Search papers, labs, and topics across Lattice.
This paper introduces iOSWorld, the first benchmark designed for evaluating personally intelligent phone agents by leveraging a persistent user identity across 26 newly developed iOS apps. The benchmark includes 133 tasks that assess agents' abilities to reason over interconnected personal data, with evaluations revealing that while the best models achieve a 52% success rate overall, they struggle significantly with multi-app tasks, scoring only 37%. The findings highlight the challenges of personal data integration in mobile agent performance and the potential for improved outcomes with privileged access to additional data formats.
Personalization is key: agents struggle with multi-app tasks, achieving only 37% accuracy despite an overall score of 52%.

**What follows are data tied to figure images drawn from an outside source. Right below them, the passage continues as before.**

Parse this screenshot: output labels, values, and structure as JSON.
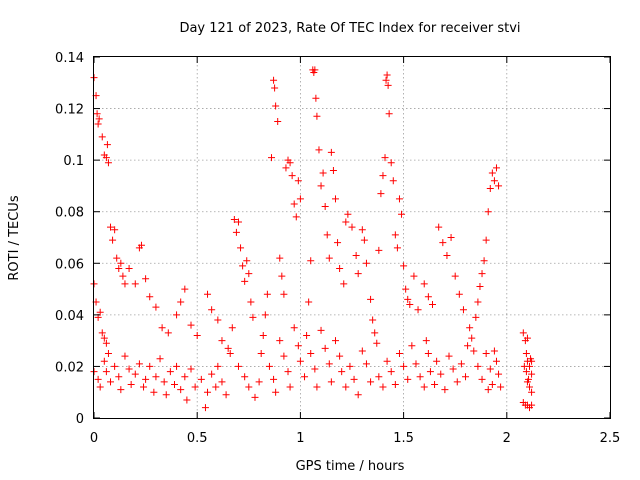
{
  "chart_data": {
    "type": "scatter",
    "title": "Day 121 of 2023, Rate Of TEC Index for receiver stvi",
    "xlabel": "GPS time / hours",
    "ylabel": "ROTI / TECUs",
    "xlim": [
      0,
      2.5
    ],
    "ylim": [
      0,
      0.14
    ],
    "xticks": [
      0,
      0.5,
      1,
      1.5,
      2,
      2.5
    ],
    "xtick_labels": [
      "0",
      "0.5",
      "1",
      "1.5",
      "2",
      "2.5"
    ],
    "yticks": [
      0,
      0.02,
      0.04,
      0.06,
      0.08,
      0.1,
      0.12,
      0.14
    ],
    "ytick_labels": [
      "0",
      "0.02",
      "0.04",
      "0.06",
      "0.08",
      "0.1",
      "0.12",
      "0.14"
    ],
    "grid": true,
    "marker": "+",
    "color": "#ff0000",
    "series": [
      {
        "points": [
          [
            0.0,
            0.132
          ],
          [
            0.01,
            0.125
          ],
          [
            0.015,
            0.118
          ],
          [
            0.02,
            0.114
          ],
          [
            0.025,
            0.116
          ],
          [
            0.04,
            0.109
          ],
          [
            0.05,
            0.102
          ],
          [
            0.06,
            0.101
          ],
          [
            0.065,
            0.106
          ],
          [
            0.07,
            0.099
          ],
          [
            0.0,
            0.052
          ],
          [
            0.01,
            0.045
          ],
          [
            0.02,
            0.039
          ],
          [
            0.03,
            0.041
          ],
          [
            0.04,
            0.033
          ],
          [
            0.05,
            0.031
          ],
          [
            0.06,
            0.029
          ],
          [
            0.07,
            0.025
          ],
          [
            0.08,
            0.074
          ],
          [
            0.09,
            0.069
          ],
          [
            0.1,
            0.073
          ],
          [
            0.11,
            0.062
          ],
          [
            0.12,
            0.058
          ],
          [
            0.13,
            0.06
          ],
          [
            0.14,
            0.055
          ],
          [
            0.15,
            0.052
          ],
          [
            0.17,
            0.058
          ],
          [
            0.2,
            0.052
          ],
          [
            0.22,
            0.066
          ],
          [
            0.23,
            0.067
          ],
          [
            0.25,
            0.054
          ],
          [
            0.27,
            0.047
          ],
          [
            0.3,
            0.043
          ],
          [
            0.33,
            0.035
          ],
          [
            0.36,
            0.033
          ],
          [
            0.4,
            0.04
          ],
          [
            0.42,
            0.045
          ],
          [
            0.44,
            0.05
          ],
          [
            0.47,
            0.036
          ],
          [
            0.5,
            0.032
          ],
          [
            0.0,
            0.018
          ],
          [
            0.02,
            0.015
          ],
          [
            0.03,
            0.012
          ],
          [
            0.05,
            0.022
          ],
          [
            0.06,
            0.018
          ],
          [
            0.08,
            0.014
          ],
          [
            0.1,
            0.02
          ],
          [
            0.12,
            0.016
          ],
          [
            0.13,
            0.011
          ],
          [
            0.15,
            0.024
          ],
          [
            0.17,
            0.019
          ],
          [
            0.18,
            0.013
          ],
          [
            0.2,
            0.017
          ],
          [
            0.22,
            0.021
          ],
          [
            0.24,
            0.012
          ],
          [
            0.25,
            0.015
          ],
          [
            0.27,
            0.02
          ],
          [
            0.29,
            0.01
          ],
          [
            0.3,
            0.016
          ],
          [
            0.32,
            0.023
          ],
          [
            0.34,
            0.014
          ],
          [
            0.35,
            0.009
          ],
          [
            0.37,
            0.018
          ],
          [
            0.39,
            0.013
          ],
          [
            0.4,
            0.02
          ],
          [
            0.42,
            0.011
          ],
          [
            0.44,
            0.016
          ],
          [
            0.45,
            0.007
          ],
          [
            0.47,
            0.019
          ],
          [
            0.49,
            0.012
          ],
          [
            0.52,
            0.015
          ],
          [
            0.54,
            0.004
          ],
          [
            0.55,
            0.01
          ],
          [
            0.57,
            0.017
          ],
          [
            0.59,
            0.012
          ],
          [
            0.6,
            0.02
          ],
          [
            0.62,
            0.014
          ],
          [
            0.64,
            0.009
          ],
          [
            0.65,
            0.027
          ],
          [
            0.67,
            0.035
          ],
          [
            0.68,
            0.077
          ],
          [
            0.69,
            0.072
          ],
          [
            0.7,
            0.076
          ],
          [
            0.71,
            0.066
          ],
          [
            0.72,
            0.059
          ],
          [
            0.73,
            0.053
          ],
          [
            0.74,
            0.061
          ],
          [
            0.75,
            0.056
          ],
          [
            0.76,
            0.045
          ],
          [
            0.77,
            0.039
          ],
          [
            0.55,
            0.048
          ],
          [
            0.57,
            0.042
          ],
          [
            0.6,
            0.038
          ],
          [
            0.62,
            0.03
          ],
          [
            0.66,
            0.025
          ],
          [
            0.7,
            0.02
          ],
          [
            0.73,
            0.016
          ],
          [
            0.75,
            0.012
          ],
          [
            0.78,
            0.008
          ],
          [
            0.8,
            0.014
          ],
          [
            0.81,
            0.025
          ],
          [
            0.82,
            0.032
          ],
          [
            0.83,
            0.04
          ],
          [
            0.84,
            0.048
          ],
          [
            0.86,
            0.101
          ],
          [
            0.87,
            0.131
          ],
          [
            0.875,
            0.128
          ],
          [
            0.88,
            0.121
          ],
          [
            0.89,
            0.115
          ],
          [
            0.9,
            0.062
          ],
          [
            0.91,
            0.055
          ],
          [
            0.92,
            0.048
          ],
          [
            0.93,
            0.097
          ],
          [
            0.94,
            0.1
          ],
          [
            0.95,
            0.099
          ],
          [
            0.96,
            0.094
          ],
          [
            0.97,
            0.083
          ],
          [
            0.98,
            0.078
          ],
          [
            0.99,
            0.092
          ],
          [
            1.0,
            0.085
          ],
          [
            0.85,
            0.02
          ],
          [
            0.87,
            0.015
          ],
          [
            0.88,
            0.01
          ],
          [
            0.9,
            0.03
          ],
          [
            0.92,
            0.024
          ],
          [
            0.94,
            0.018
          ],
          [
            0.95,
            0.012
          ],
          [
            0.97,
            0.035
          ],
          [
            0.99,
            0.028
          ],
          [
            1.0,
            0.022
          ],
          [
            1.02,
            0.016
          ],
          [
            1.03,
            0.032
          ],
          [
            1.04,
            0.045
          ],
          [
            1.05,
            0.061
          ],
          [
            1.06,
            0.135
          ],
          [
            1.065,
            0.134
          ],
          [
            1.07,
            0.135
          ],
          [
            1.075,
            0.124
          ],
          [
            1.08,
            0.117
          ],
          [
            1.09,
            0.104
          ],
          [
            1.1,
            0.09
          ],
          [
            1.11,
            0.095
          ],
          [
            1.12,
            0.082
          ],
          [
            1.13,
            0.071
          ],
          [
            1.14,
            0.062
          ],
          [
            1.15,
            0.103
          ],
          [
            1.16,
            0.096
          ],
          [
            1.17,
            0.085
          ],
          [
            1.18,
            0.068
          ],
          [
            1.19,
            0.058
          ],
          [
            1.05,
            0.025
          ],
          [
            1.07,
            0.019
          ],
          [
            1.08,
            0.012
          ],
          [
            1.1,
            0.034
          ],
          [
            1.12,
            0.027
          ],
          [
            1.14,
            0.021
          ],
          [
            1.15,
            0.014
          ],
          [
            1.17,
            0.03
          ],
          [
            1.19,
            0.024
          ],
          [
            1.2,
            0.018
          ],
          [
            1.21,
            0.052
          ],
          [
            1.22,
            0.076
          ],
          [
            1.23,
            0.079
          ],
          [
            1.25,
            0.074
          ],
          [
            1.27,
            0.063
          ],
          [
            1.28,
            0.056
          ],
          [
            1.3,
            0.073
          ],
          [
            1.31,
            0.069
          ],
          [
            1.32,
            0.06
          ],
          [
            1.34,
            0.046
          ],
          [
            1.22,
            0.012
          ],
          [
            1.24,
            0.02
          ],
          [
            1.26,
            0.015
          ],
          [
            1.28,
            0.009
          ],
          [
            1.3,
            0.026
          ],
          [
            1.32,
            0.021
          ],
          [
            1.34,
            0.014
          ],
          [
            1.35,
            0.038
          ],
          [
            1.36,
            0.033
          ],
          [
            1.37,
            0.029
          ],
          [
            1.38,
            0.065
          ],
          [
            1.39,
            0.087
          ],
          [
            1.4,
            0.094
          ],
          [
            1.41,
            0.101
          ],
          [
            1.415,
            0.131
          ],
          [
            1.42,
            0.133
          ],
          [
            1.425,
            0.129
          ],
          [
            1.43,
            0.118
          ],
          [
            1.44,
            0.099
          ],
          [
            1.45,
            0.092
          ],
          [
            1.46,
            0.071
          ],
          [
            1.47,
            0.066
          ],
          [
            1.48,
            0.085
          ],
          [
            1.49,
            0.079
          ],
          [
            1.5,
            0.059
          ],
          [
            1.51,
            0.05
          ],
          [
            1.52,
            0.046
          ],
          [
            1.53,
            0.044
          ],
          [
            1.55,
            0.055
          ],
          [
            1.57,
            0.042
          ],
          [
            1.38,
            0.016
          ],
          [
            1.4,
            0.012
          ],
          [
            1.42,
            0.022
          ],
          [
            1.44,
            0.018
          ],
          [
            1.46,
            0.013
          ],
          [
            1.48,
            0.025
          ],
          [
            1.5,
            0.02
          ],
          [
            1.52,
            0.015
          ],
          [
            1.54,
            0.028
          ],
          [
            1.56,
            0.021
          ],
          [
            1.58,
            0.016
          ],
          [
            1.6,
            0.012
          ],
          [
            1.61,
            0.03
          ],
          [
            1.62,
            0.025
          ],
          [
            1.63,
            0.018
          ],
          [
            1.65,
            0.013
          ],
          [
            1.66,
            0.022
          ],
          [
            1.68,
            0.017
          ],
          [
            1.7,
            0.011
          ],
          [
            1.72,
            0.024
          ],
          [
            1.6,
            0.052
          ],
          [
            1.62,
            0.047
          ],
          [
            1.64,
            0.044
          ],
          [
            1.67,
            0.074
          ],
          [
            1.69,
            0.068
          ],
          [
            1.71,
            0.063
          ],
          [
            1.73,
            0.07
          ],
          [
            1.75,
            0.055
          ],
          [
            1.77,
            0.048
          ],
          [
            1.79,
            0.042
          ],
          [
            1.74,
            0.019
          ],
          [
            1.76,
            0.014
          ],
          [
            1.78,
            0.021
          ],
          [
            1.8,
            0.016
          ],
          [
            1.81,
            0.028
          ],
          [
            1.82,
            0.035
          ],
          [
            1.83,
            0.031
          ],
          [
            1.84,
            0.026
          ],
          [
            1.85,
            0.039
          ],
          [
            1.86,
            0.045
          ],
          [
            1.87,
            0.051
          ],
          [
            1.88,
            0.056
          ],
          [
            1.89,
            0.061
          ],
          [
            1.9,
            0.069
          ],
          [
            1.91,
            0.08
          ],
          [
            1.92,
            0.089
          ],
          [
            1.93,
            0.095
          ],
          [
            1.94,
            0.092
          ],
          [
            1.95,
            0.097
          ],
          [
            1.96,
            0.09
          ],
          [
            1.86,
            0.02
          ],
          [
            1.88,
            0.015
          ],
          [
            1.9,
            0.025
          ],
          [
            1.92,
            0.019
          ],
          [
            1.93,
            0.013
          ],
          [
            1.95,
            0.022
          ],
          [
            1.96,
            0.017
          ],
          [
            1.97,
            0.012
          ],
          [
            1.94,
            0.026
          ],
          [
            1.91,
            0.011
          ],
          [
            2.08,
            0.033
          ],
          [
            2.09,
            0.03
          ],
          [
            2.1,
            0.031
          ],
          [
            2.095,
            0.025
          ],
          [
            2.1,
            0.022
          ],
          [
            2.11,
            0.02
          ],
          [
            2.12,
            0.017
          ],
          [
            2.1,
            0.014
          ],
          [
            2.11,
            0.012
          ],
          [
            2.12,
            0.01
          ],
          [
            2.08,
            0.006
          ],
          [
            2.09,
            0.005
          ],
          [
            2.1,
            0.005
          ],
          [
            2.11,
            0.004
          ],
          [
            2.12,
            0.005
          ],
          [
            2.095,
            0.018
          ],
          [
            2.105,
            0.015
          ],
          [
            2.115,
            0.023
          ],
          [
            2.085,
            0.02
          ],
          [
            2.12,
            0.022
          ]
        ]
      }
    ]
  }
}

A useful phone agent needs to be personally intelligent. It should reason over a user's identity, history, and preferences as they exist on the device, not just follow isolated instructions in an impersonal sandbox. Existing mobile agent benchmarks lack this kind of personalization. We introduce iOSWorld, the first interactive native iOS simulator benchmark built around a persistent user identity spanning 26 newly built iOS apps. These apps contain connected data such as transactions, messages, travel records, social relationships, and financial activity. iOSWorld includes 133 tasks across three increasingly difficult categories. Single-app tasks (27) test one app, multi-app tasks (60) span 2 to 8 apps, and memory and personalization tasks (46) require agents to infer patterns from personal data. We evaluate frontier and open-source computer-use models in both vision-only and privileged vision+XML settings. The best configuration reaches 52\% overall but only 37\% on multi-app tasks. Privileged vision+XML access improves frontier models by up to 26 percentage points, while smaller models do not benefit from added accessibility-tree input. We release iOSWorld as an open-source benchmark with all apps, seeded data, tasks, rubrics, and evaluation code.